Bylaw Amendment 2-A has been submitted to the RA to increase mandatory contributions to the Ballot Measure/Legislative Crisis and Media Campaign Funds. These funds are not a registered PAC, but are spent similarly.
Currently, every NEA member is forced to give $7 to the fund which is disbursed throughout the country as needed to fund offensive drives (imposing taxes on radioactive waste in Utah to increase education funding and lobbying against school choice legislation), fund defensive efforts to protect union turf (defeating California initiatives to reform tenure laws, onerous pension plans and campaign finance reform), and media drives to influence the publics’ perception of unions.
The amendment would increase dues to $10 a year. While the sum may not seem like much, many teachers do not agree with the way the union spends it. The recent U.S. Supreme Court decision in Davenport ruled that states can limit the use of these dues to purely non-political issues related to collective bargaining.
Also, because the Ballot Fund is not a PAC, contributions are illegal in some states. To compensate for this problem, the amendment says that the union can change the way it says it accounts for the money.
“Where necessary to avoid legal problems under state law, the Association and a state affiliate may, at the request of the state affiliate, enter into a written agreement providing that the money collected from members of that state affiliate shall not be used to deal with ballot measures, but shall be used only to deal with legislative crises and/or to fund national and state media campaigns.

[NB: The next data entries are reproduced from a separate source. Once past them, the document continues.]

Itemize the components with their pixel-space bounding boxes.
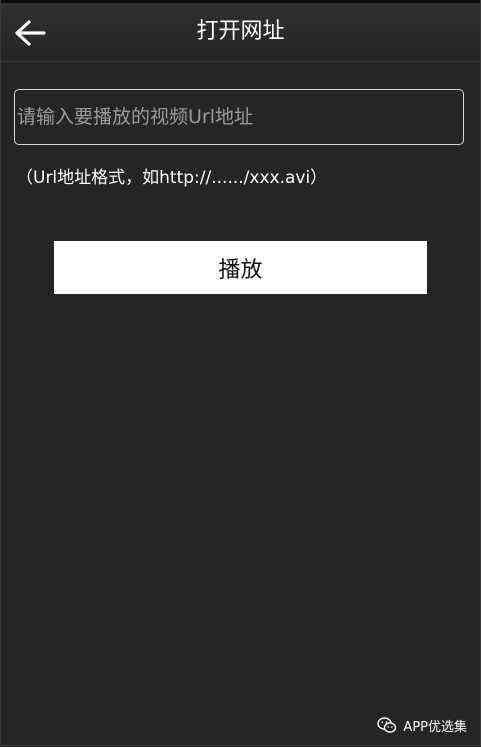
- page-title: 打开网址: [196, 19, 285, 44]
- app-header: 打开网址: [0, 3, 481, 62]
- wechat-icon: [377, 717, 397, 733]
- arrow-left-icon: [15, 20, 46, 46]
- play-button[interactable]: 播放: [54, 241, 427, 294]
- watermark: APP优选集: [377, 716, 467, 735]
- url-format-hint: （Url地址格式，如http://....../xxx.avi）: [16, 168, 328, 188]
- back-button[interactable]: [10, 15, 50, 51]
- url-input[interactable]: [14, 89, 464, 145]
- watermark-text: APP优选集: [403, 720, 467, 735]
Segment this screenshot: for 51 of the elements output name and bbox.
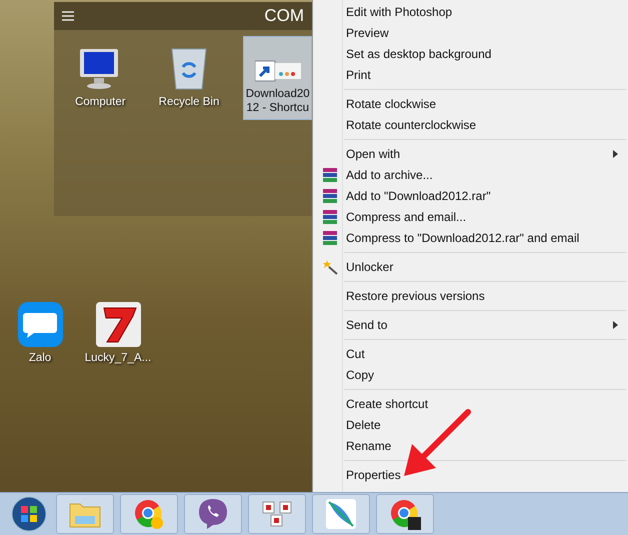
desktop-shortcut[interactable]: Recycle Bin [154, 36, 224, 120]
start-orb-icon [11, 496, 47, 532]
menu-item[interactable]: Create shortcut [313, 393, 628, 414]
desktop-shortcut[interactable]: Lucky_7_A... [82, 292, 154, 376]
menu-item[interactable]: Cut [313, 343, 628, 364]
phone-chat-icon [198, 498, 228, 530]
desktop-shortcut[interactable]: Computer [66, 36, 135, 120]
desktop-shortcut[interactable]: Download2012 - Shortcu [243, 36, 312, 120]
desktop-icon-label: Lucky_7_A... [84, 351, 152, 365]
menu-item[interactable]: Compress to "Download2012.rar" and email [313, 227, 628, 248]
menu-item[interactable]: Rename [313, 435, 628, 456]
menu-item[interactable]: Rotate clockwise [313, 93, 628, 114]
menu-item[interactable]: Preview [313, 22, 628, 43]
menu-item[interactable]: Restore previous versions [313, 285, 628, 306]
books-stack-icon [322, 166, 338, 182]
menu-item[interactable]: Properties [313, 464, 628, 485]
menu-item[interactable]: Open with [313, 143, 628, 164]
magic-wand-icon [322, 258, 338, 274]
menu-item[interactable]: Edit with Photoshop [313, 1, 628, 22]
menu-item[interactable]: Rotate counterclockwise [313, 114, 628, 135]
feather-icon [326, 499, 356, 529]
pointer-arrow-drawing [402, 408, 472, 478]
browser-badge-icon [389, 498, 421, 530]
books-stack-icon [322, 188, 338, 204]
keyboard-keys-icon [261, 500, 293, 528]
widget-title: COM [264, 5, 304, 28]
seven-numeral-icon [96, 302, 140, 347]
desktop-shortcut[interactable]: Zalo [4, 292, 76, 376]
desktop-icon-label: Recycle Bin [158, 95, 220, 109]
menu-item[interactable]: Copy [313, 364, 628, 385]
books-stack-icon [322, 208, 338, 224]
submenu-arrow-icon [613, 320, 618, 328]
menu-item[interactable]: Unlocker [313, 256, 628, 277]
menu-item[interactable]: Compress and email... [313, 206, 628, 227]
menu-item[interactable]: Send to [313, 314, 628, 335]
menu-item[interactable]: Delete [313, 414, 628, 435]
menu-item[interactable]: Set as desktop background [313, 43, 628, 64]
books-stack-icon [322, 230, 338, 246]
desktop-icon-label: Download2012 - Shortcu [244, 87, 311, 115]
desktop-icon-label: Computer [75, 95, 126, 109]
menu-item[interactable]: Print [313, 64, 628, 85]
menu-item[interactable]: Add to archive... [313, 164, 628, 185]
shortcut-icon [254, 59, 301, 83]
desktop-icon-label: Zalo [28, 351, 52, 365]
chat-app-icon [18, 302, 62, 347]
browser-icon [133, 498, 165, 530]
taskbar-button[interactable] [248, 494, 306, 534]
menu-item[interactable]: Add to "Download2012.rar" [313, 185, 628, 206]
menu-icon[interactable] [62, 11, 74, 21]
submenu-arrow-icon [613, 150, 618, 158]
taskbar-button[interactable] [376, 494, 434, 534]
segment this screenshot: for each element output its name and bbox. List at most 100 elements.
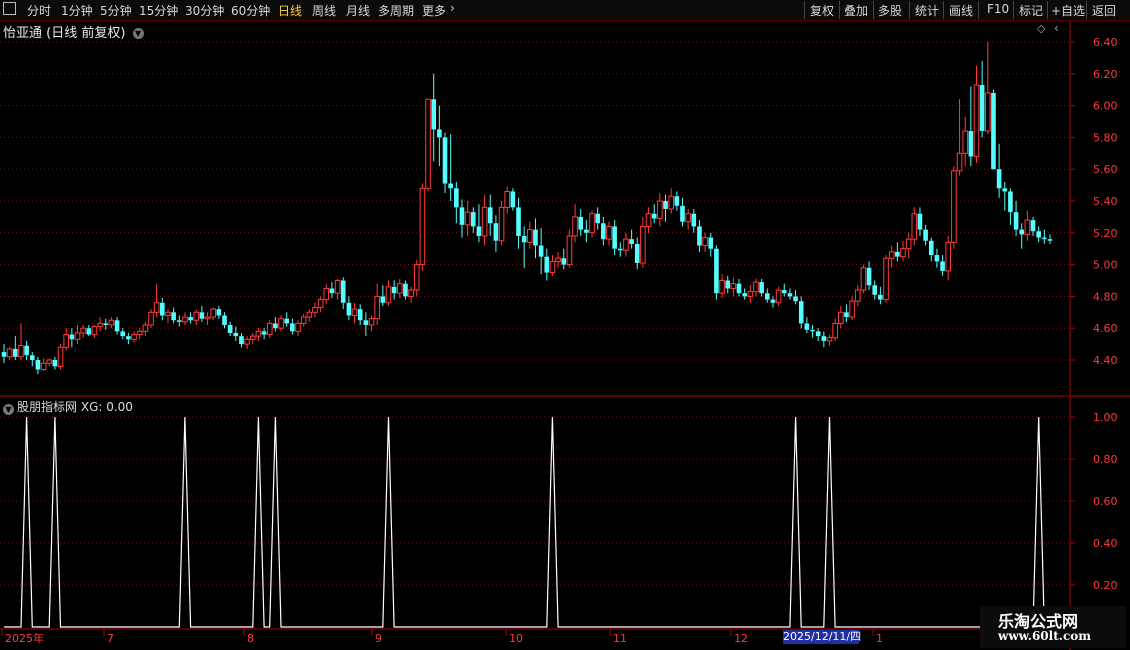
candle-body [1036,231,1041,238]
x-tick-label: 11 [613,632,627,645]
candle-body [1019,229,1025,235]
candle [770,296,776,308]
candle-body [578,216,584,230]
candle-body [431,99,437,130]
candle-body [934,255,940,262]
candle [527,221,533,249]
candle [40,358,47,372]
candle [408,286,414,303]
candle-body [334,280,341,294]
candle [80,325,86,338]
overlay-button[interactable]: 叠加 [844,2,868,19]
separator [804,1,805,19]
candle [589,210,595,238]
candle [204,312,211,326]
candle-body [160,302,165,316]
tab-15min[interactable]: 15分钟 [139,2,178,19]
candle-body [300,316,307,324]
add-watchlist-button[interactable]: +自选 [1051,2,1085,19]
tab-1min[interactable]: 1分钟 [61,2,93,19]
candle [804,317,810,333]
back-button[interactable]: 返回 [1092,2,1116,19]
candle-body [640,225,646,264]
candle [719,274,725,298]
candle-body [634,243,640,264]
candle-body [702,237,708,247]
candle-body [148,311,154,326]
candle-body [838,311,844,324]
candle [210,307,216,321]
candle [991,89,996,170]
candle-body [872,285,878,295]
indicator-title: ▼ 股朋指标网 XG: 0.00 [3,398,133,415]
candle-body [854,289,861,302]
chevron-down-icon[interactable]: ▼ [3,404,14,415]
candle-body [730,283,737,289]
tab-60min[interactable]: 60分钟 [231,2,270,19]
candle-body [663,201,668,209]
candle-body [46,359,53,364]
candle-body [80,327,86,334]
fuquan-button[interactable]: 复权 [810,2,834,19]
candle-body [764,293,770,300]
candle [306,309,313,322]
candle-body [826,337,833,342]
candlestick-series[interactable] [1,42,1053,375]
candle-body [40,362,47,371]
candle-body [18,345,24,358]
candle [640,216,646,268]
candle-body [284,318,290,324]
f10-button[interactable]: F10 [987,2,1009,16]
statistics-button[interactable]: 统计 [915,2,939,19]
candle [278,315,284,332]
candle-body [24,345,29,356]
candle-body [775,289,782,304]
candle-body [210,308,216,318]
candle-body [481,206,488,237]
tab-monthly[interactable]: 月线 [346,2,370,19]
candle-body [1,352,7,357]
chevron-right-icon[interactable]: › [450,1,455,15]
x-tick-label: 2025年 [5,631,44,645]
candle [996,143,1002,198]
tab-weekly[interactable]: 周线 [312,2,336,19]
window-restore-icon[interactable] [3,2,16,15]
candle [623,232,629,257]
tab-daily[interactable]: 日线 [278,2,302,19]
candle [120,328,126,340]
candle [566,229,573,268]
y-tick-label: 5.20 [1093,227,1118,240]
mark-button[interactable]: 标记 [1019,2,1043,19]
diamond-icon[interactable]: ◇ [1037,22,1045,35]
tab-fenshi[interactable]: 分时 [27,2,51,19]
candle [973,65,980,163]
candle-body [391,286,397,294]
multi-stock-button[interactable]: 多股 [878,2,902,19]
draw-line-button[interactable]: 画线 [949,2,973,19]
chevron-down-icon[interactable]: ▼ [132,28,144,39]
candle-body [6,348,13,358]
candle [273,317,278,332]
tab-more[interactable]: 更多 [422,2,446,19]
candle [905,232,912,259]
watermark: 乐淘公式网 www.60lt.com [980,606,1126,648]
candle [736,278,742,297]
tab-5min[interactable]: 5分钟 [100,2,132,19]
candle [171,307,176,324]
candle-body [340,280,346,303]
candle [481,194,488,246]
candle-body [798,301,804,324]
candle-body [878,294,883,300]
candle [131,331,137,343]
candle [295,320,301,337]
candle [108,317,115,329]
candle [233,326,239,341]
tab-30min[interactable]: 30分钟 [185,2,224,19]
candle [702,232,708,252]
chevron-left-icon[interactable]: ‹ [1054,21,1059,35]
indicator-series[interactable] [4,416,1050,628]
candle [114,317,120,335]
candle-body [747,291,754,297]
candle [940,255,945,276]
tab-multi-period[interactable]: 多周期 [378,2,414,19]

The Executive Committee shall develop guidelines to implement this Bylaw.”Accordingly, when the Washington state campaign finance agency asked the NEA where the money came from, the union said it came from only in-state teachers. When the Nevada campaign finance agency asked where the money came from, the union said only from out-of-state teachers.
This sounds fishy to me if all the $10 “donations” are dumped into the same pot. How can the union say it is both ways? Does the NEA have a set of books for each state?